Chaque jour, l’épidémie de Covid-19 progresse inexorablement. Le Sars-CoV-2 se réplique, mute, puis se transforme. Les scientifiques doivent donc le surveiller en permanence. Notamment grâce au séquençage de son génome, mais aussi en l’analysant finement grâce à la phylodynamique, une discipline récente qui vise à collecter de précieuses informations pour lutter contre lui : « Savoir où une souche particulière se propage, estimer la date de son apparition, déterminer les durées de contagiosité, évaluer le nombre d’individus porteurs ou encore identifier les événements de superpropagation », résume Samuel Alizon, directeur de recherche au CNRS dans l’équipe Evolution théorique et expérimentale du laboratoire Mivegec, à Montpellier. Une telle enquête débute par les prélèvements nasopharyngés effectués chez les personnes potentiellement infectées, qui sont ensuite analysés par des tests PCR ou antigéniques. S’ils se révèlent positifs, ils sont transmis à des laboratoires pour être séquencés. « Lorsque nous recevons un échantillon, nous procédons à une extraction des acides nucléiques [NDLR : l’ARN, soit le code génétique du Sars-CoV-2], grâce à des appareils automatisés, puis nous amplifions le virus avant d’envoyer le résultat dans une machine susceptible de donner l’intégralité de la séquence », détaille Laurence Josset, virologue aux Hospices civils de Lyon, chargée du séquençage au centre national de référence (CNR) des virus des infections respiratoires de la métropole lyonnaise.
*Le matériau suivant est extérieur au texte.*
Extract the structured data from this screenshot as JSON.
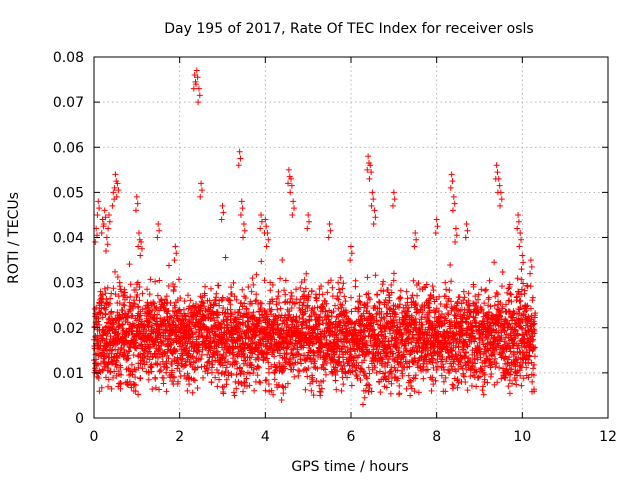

Vient alors l’étape du « profilage », afin d’effectuer une analyse complète de la séquence génétique. Objectif : identifier la pluralité des modifications du virus et ainsi cataloguer les variants. « C’est ce que montre l’outil Nexstrain, une base de données surveillant l’évolution des différentes souches partout dans le monde », ajoute-t-elle. Pour chaque séquence analysée, les généticiens recourent à des programmes informatiques et à des modèles statistiques élaborés pour repérer les variants du virus. Avec la date du prélèvement, ils peuvent créer un arbre généalogique du virus. De cette manière, les chercheurs ont réussi découvrir des variants britannique B.1.1.7 et sud-africain 501.V2, mais ils ont aussi pu suivre leur progression par rapport aux autres souches.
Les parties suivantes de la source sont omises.